You can visually check to see how your tubing is doing by observing water discharge during a flushing event and measuring the volume dispensed. If the pump isn’t moving as it used to, it may need cleaning. Alternatively, simply proactively clean the tubing with the method I describe below and see what comes out the other end.
To clean the tubing I leave everything in place and use chemistry, not elbow grease. I remove the rigid airline from the food container and place it into a jar of deionized water. I then manually activate the food pump ONLY to pump 100 ml of deionized water through the “post refrigerator” tubing. This flushes out any remaining food and seawater in the tubing. At the display tank, I make sure to catch all this in another jar (or you could probably just let it go into the tank).
I then pull the rigid airline out of the deionized water and move it into a solution of 1 molar sodium hydroxide. You can buy this as sodium hydroxide solution from Amazon or any chemical supply house. Sodium hydroxide is caustic stuff and should be treated with caution and PPE. It’s typically used as a drain cleaner and will chew right through organic gunk.

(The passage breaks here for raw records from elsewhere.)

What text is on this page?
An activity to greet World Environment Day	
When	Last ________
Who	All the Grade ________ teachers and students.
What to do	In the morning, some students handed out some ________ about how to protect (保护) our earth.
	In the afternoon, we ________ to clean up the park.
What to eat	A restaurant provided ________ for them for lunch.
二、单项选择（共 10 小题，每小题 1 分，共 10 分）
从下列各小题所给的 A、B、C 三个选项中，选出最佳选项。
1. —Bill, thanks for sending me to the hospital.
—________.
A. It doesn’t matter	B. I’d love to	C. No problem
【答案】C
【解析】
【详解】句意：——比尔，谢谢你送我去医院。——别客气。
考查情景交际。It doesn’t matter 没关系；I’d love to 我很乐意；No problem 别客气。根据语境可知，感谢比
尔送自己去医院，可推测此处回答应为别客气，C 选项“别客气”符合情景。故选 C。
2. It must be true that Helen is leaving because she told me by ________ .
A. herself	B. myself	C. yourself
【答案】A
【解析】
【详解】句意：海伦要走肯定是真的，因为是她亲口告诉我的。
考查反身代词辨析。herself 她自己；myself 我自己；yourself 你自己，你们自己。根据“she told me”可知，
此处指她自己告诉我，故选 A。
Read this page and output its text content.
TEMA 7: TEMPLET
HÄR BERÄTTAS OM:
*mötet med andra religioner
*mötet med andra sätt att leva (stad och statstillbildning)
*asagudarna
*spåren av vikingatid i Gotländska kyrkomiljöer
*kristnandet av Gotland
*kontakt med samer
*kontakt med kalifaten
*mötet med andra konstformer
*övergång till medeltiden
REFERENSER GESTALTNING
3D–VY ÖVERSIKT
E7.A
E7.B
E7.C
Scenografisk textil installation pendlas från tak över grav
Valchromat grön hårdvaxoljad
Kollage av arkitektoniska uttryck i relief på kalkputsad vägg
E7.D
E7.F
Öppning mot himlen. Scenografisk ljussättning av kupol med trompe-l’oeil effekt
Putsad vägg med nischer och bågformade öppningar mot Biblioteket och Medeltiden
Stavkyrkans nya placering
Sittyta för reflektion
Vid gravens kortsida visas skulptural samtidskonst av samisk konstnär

I then manually activate the food pump again to pump 100 ml of 1 M sodium hydroxide through the tubing. This time, you will DEFINITELY want to catch what comes out of the tubing. Let the sodium hydroxide solution sit in the tubing for about 30 minutes and then purge it by manually activating the food pump. Again, definitely catch all this in a jar, and don’t let it get into your tank. Once the line is clear, reverse the process and flush it with deionized water, then aquarium water, and then reconnect the food container to go back into normal operation.